This week lawmakers are back in Tallahassee for a special session. Up for discussion among other bills are measures to provide relief for ranchers affected by Hurricane Idalia and help homeowners struggling with high insurance premiums.
Together with hurricanes, the looming threat of climate change and our booming population, the homeowners insurance crisis is a perfect storm of challenges for Florida.
But one Southwest Florida community thinks it might have some of the answers. In this episode of Florida Matters, we sit down with Babcock Ranch developer Syd Kitson and talk about planning a resilient town and building for an uncertain future.
We also explore what this community of about 5,000 residents on the fringes of a vast tract of conservation land means for the environment.
On the surface, Babcock Ranch doesn’t look too different from many planned communities in Florida. Electric golf carts whizzing past immaculate front yards and tidy homes, people strolling along the sidewalks, pine trees and palms, and in the background, the rumble of construction as new homes are built.
But some of what makes this place different isn't immediately obvious. Power lines are buried beneath roads, and the development is designed around a series of lakes and ponds built to handle flooding.
Hurricane Ian was the first real test.
"They actually sent out an advisory before the storm to the residents and saying, 'hey, you know, if your water in that lake behind your house looks like it's getting pretty high, that's okay, it's designed to be that way. If you have water coming up, and it's going between your house, that's okay, it's designed to be that way," says Lisa Hall, communications and community relations advisor for Kitson and Partners and Babcock Ranch.
In addition to the interconnected lakes, says Hall, "our streets provide even more capacity. They're part of that last ditch effort to prevent flooding: you've got those streets that are designed to hold that water as well."

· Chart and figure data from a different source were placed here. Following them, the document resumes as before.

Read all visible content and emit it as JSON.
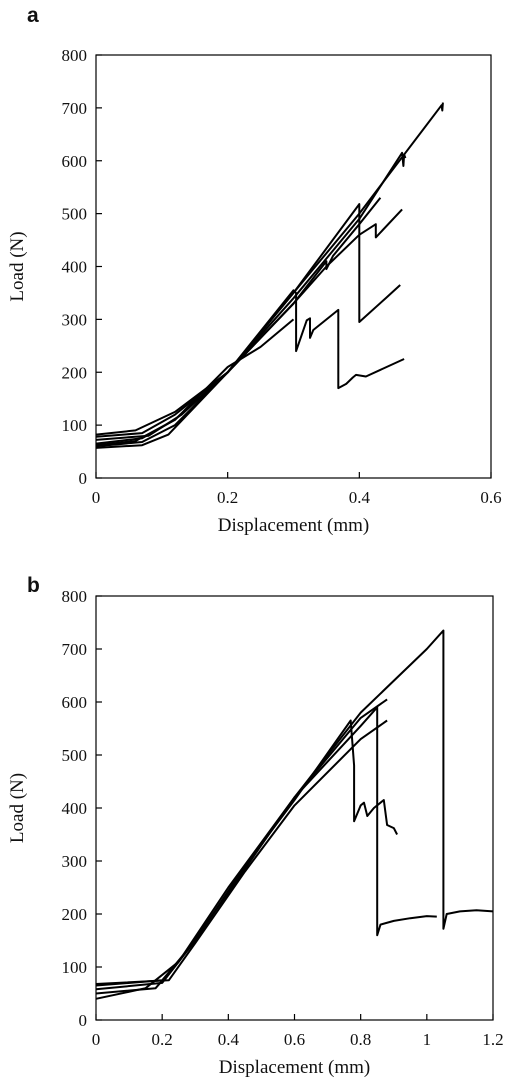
{
  "chart_data": [
    {
      "panel": "a",
      "type": "line",
      "xlabel": "Displacement (mm)",
      "ylabel": "Load (N)",
      "xlim": [
        0,
        0.6
      ],
      "ylim": [
        0,
        800
      ],
      "xticks": [
        "0",
        "0.2",
        "0.4",
        "0.6"
      ],
      "yticks": [
        "0",
        "100",
        "200",
        "300",
        "400",
        "500",
        "600",
        "700",
        "800"
      ],
      "grid": false,
      "legend": "none",
      "series": [
        {
          "x": [
            0,
            0.07,
            0.12,
            0.2,
            0.3,
            0.4,
            0.525,
            0.526,
            0.527
          ],
          "y": [
            60,
            68,
            100,
            200,
            350,
            500,
            705,
            695,
            710
          ]
        },
        {
          "x": [
            0,
            0.07,
            0.12,
            0.2,
            0.3,
            0.4,
            0.465,
            0.467,
            0.468,
            0.47
          ],
          "y": [
            65,
            75,
            110,
            200,
            340,
            490,
            615,
            590,
            612,
            605
          ]
        },
        {
          "x": [
            0,
            0.08,
            0.13,
            0.2,
            0.3,
            0.4,
            0.4,
            0.44,
            0.462
          ],
          "y": [
            72,
            80,
            120,
            200,
            350,
            518,
            295,
            340,
            365
          ]
        },
        {
          "x": [
            0,
            0.07,
            0.12,
            0.2,
            0.3,
            0.35,
            0.35,
            0.36,
            0.4,
            0.432
          ],
          "y": [
            78,
            85,
            120,
            200,
            330,
            410,
            395,
            420,
            480,
            530
          ]
        },
        {
          "x": [
            0,
            0.06,
            0.12,
            0.2,
            0.3,
            0.35,
            0.4,
            0.425,
            0.425,
            0.465
          ],
          "y": [
            82,
            90,
            125,
            200,
            330,
            400,
            460,
            480,
            455,
            508
          ]
        },
        {
          "x": [
            0,
            0.07,
            0.11,
            0.2,
            0.3,
            0.304,
            0.304,
            0.32,
            0.325,
            0.325,
            0.33,
            0.368,
            0.368,
            0.38,
            0.39,
            0.395,
            0.41,
            0.468
          ],
          "y": [
            57,
            62,
            82,
            200,
            355,
            350,
            240,
            298,
            302,
            265,
            280,
            318,
            170,
            178,
            190,
            195,
            192,
            225
          ]
        },
        {
          "x": [
            0,
            0.06,
            0.12,
            0.2,
            0.25,
            0.3
          ],
          "y": [
            62,
            70,
            110,
            210,
            248,
            300
          ]
        }
      ]
    },
    {
      "panel": "b",
      "type": "line",
      "xlabel": "Displacement (mm)",
      "ylabel": "Load (N)",
      "xlim": [
        0,
        1.2
      ],
      "ylim": [
        0,
        800
      ],
      "xticks": [
        "0",
        "0.2",
        "0.4",
        "0.6",
        "0.8",
        "1",
        "1.2"
      ],
      "yticks": [
        "0",
        "100",
        "200",
        "300",
        "400",
        "500",
        "600",
        "700",
        "800"
      ],
      "grid": false,
      "legend": "none",
      "series": [
        {
          "x": [
            0,
            0.15,
            0.25,
            0.4,
            0.6,
            0.8,
            1.0,
            1.05,
            1.05,
            1.06,
            1.1,
            1.15,
            1.2
          ],
          "y": [
            40,
            60,
            110,
            240,
            420,
            580,
            700,
            735,
            172,
            200,
            205,
            207,
            205
          ]
        },
        {
          "x": [
            0,
            0.18,
            0.25,
            0.4,
            0.6,
            0.8,
            0.85,
            0.85,
            0.86,
            0.9,
            0.95,
            1.0,
            1.03
          ],
          "y": [
            50,
            60,
            110,
            250,
            420,
            555,
            590,
            160,
            180,
            187,
            192,
            196,
            195
          ]
        },
        {
          "x": [
            0,
            0.2,
            0.3,
            0.45,
            0.6,
            0.77,
            0.78,
            0.78,
            0.8,
            0.81,
            0.82,
            0.84,
            0.86,
            0.87,
            0.88,
            0.9,
            0.91
          ],
          "y": [
            58,
            70,
            150,
            290,
            415,
            565,
            480,
            375,
            405,
            410,
            385,
            400,
            410,
            415,
            368,
            362,
            350
          ]
        },
        {
          "x": [
            0,
            0.2,
            0.3,
            0.45,
            0.6,
            0.8,
            0.88
          ],
          "y": [
            65,
            75,
            150,
            290,
            420,
            570,
            605
          ]
        },
        {
          "x": [
            0,
            0.22,
            0.3,
            0.45,
            0.6,
            0.8,
            0.88
          ],
          "y": [
            68,
            75,
            145,
            280,
            405,
            530,
            565
          ]
        }
      ]
    }
  ]
}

During Hurricane Ian the lights, water and internet stayed on - thanks to hardened FPL lines bringing power into Babcock Ranch.
And during the day, the power to these homes is generated from a vast solar array beyond the northern end of the development.
From an observation tower, a sea of solar panels stretches into the distance.
"It's close to 800 acres. It really looks like you're looking out over the ocean," says Hall.
All of these features helped Babcock Ranch to ride out Hurricane Ian - one of the most destructive storms to ever hit Florida - relatively unscathed.
And since the storm there’s been keen interest in this development, from people who want to live here, and community leaders in other towns and cities who want to emulate what Babcock Ranch got right.
Planning and building this community has been a long process. Syd Kitson’s company paid $700 million for the 91,000 acre property from the Babcock family back in 2005 - then sold 73,000 acres back to the state of Florida, in what was the state’s biggest ever conservation land purchase.
Kitson rode out Hurricane Ian at his Babcock Ranch home.
"I just remember sitting in my home, listening to the weather person on the TV saying, it's headed right for Babcock Ranch. With all sudden that feeling like, oh, my gosh, this is this is it. We're about to be tested, a strong Category 4 hurricane about to hit our community," says Kitson.
"All the work we've done, all the planning, everything that you think that you've done right, you don't really know until you're tested."
After a sleepless night listening to 100 mile per hour plus winds "like a freight train running through my house," Kitson says he jumped in his truck to see how the town had fared.
"And it was absolutely shocking to see minimal damage," says Kitson.
"Literally everybody's walking outside, just looking around almost in stunned silence, just trying to take it all in while all around us there was this destruction, and people had lost their lives. And there was so much devastation surrounding us."
Kitson says while it's expensive, the investment in resilience and sustainability has been worthwhile, and since Hurricane Ian, he's been fielding calls from other communities asking for advice.
"What what I tell them is if you can get the political will, to not think short term, but think long term, you got to plant some seeds right now. That's like, for example, hardening the infrastructure," he says.
"I mean, you've got to do something, you can't just rebuild it the way it was, because guess what it's going to flood again. And this rinse and repeat of the same mistake just makes no sense at all."
And, says Kitson, sustainability is just as important as resilience as Florida's demand for housing continues.
"There are 1000 people a day moving into Florida net. So when you think about developments, I don't care where they are, or what they are, they have impacts, they create impacts, and we must mitigate those impacts. That's our responsibility, in my view, from the private sector."